Poema de Adeus
Quarteto Coração de Potro
Memórias e despedida no universo rural em “Poema de Adeus”
“Poema de Adeus”, do Quarteto Coração de Potro, destaca-se por unir elementos do cotidiano rural a sentimentos de despedida, valorizando as pequenas memórias e tradições do sul do Brasil. A letra traz imagens como “o brilho dos teus olhos”, “cheiro suave de alecrim” e “trança do cabelo, uma flor”, que reforçam a atmosfera nostálgica e conectam a música à cultura nativista, característica marcante do grupo. Essas referências evocam o ambiente do campo e a simplicidade das relações, aproximando a canção da obra de artistas como Noel Guarany e Alfredo Zitarrosa, conhecidos por retratar a poesia da vida rural.

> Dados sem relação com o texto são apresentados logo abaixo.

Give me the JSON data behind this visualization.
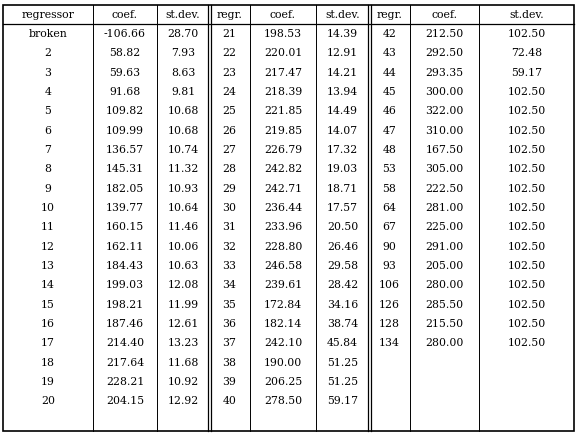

A emoção da música se constrói em torno da despedida, mas sem ressentimento. O tom é de gratidão e saudade, como mostram versos como “chora a cancela, porque o vento quis assim” e “o sal dos olhos que insiste em cair”. Essas metáforas ilustram o lamento silencioso da separação, com o vento e as lágrimas simbolizando a inevitabilidade do adeus. Ao citar “te veste em Dalva, pra alumbrar meu corredor”, a letra faz referência à estrela Dalva, sugerindo que a lembrança da pessoa amada continuará iluminando o caminho de quem fica. Assim, “Poema de Adeus” transforma a despedida em um tributo à memória, à cultura e ao amor vivido, mantendo viva a tradição e a sensibilidade do universo rural.
O significado desta letra foi gerado automaticamente.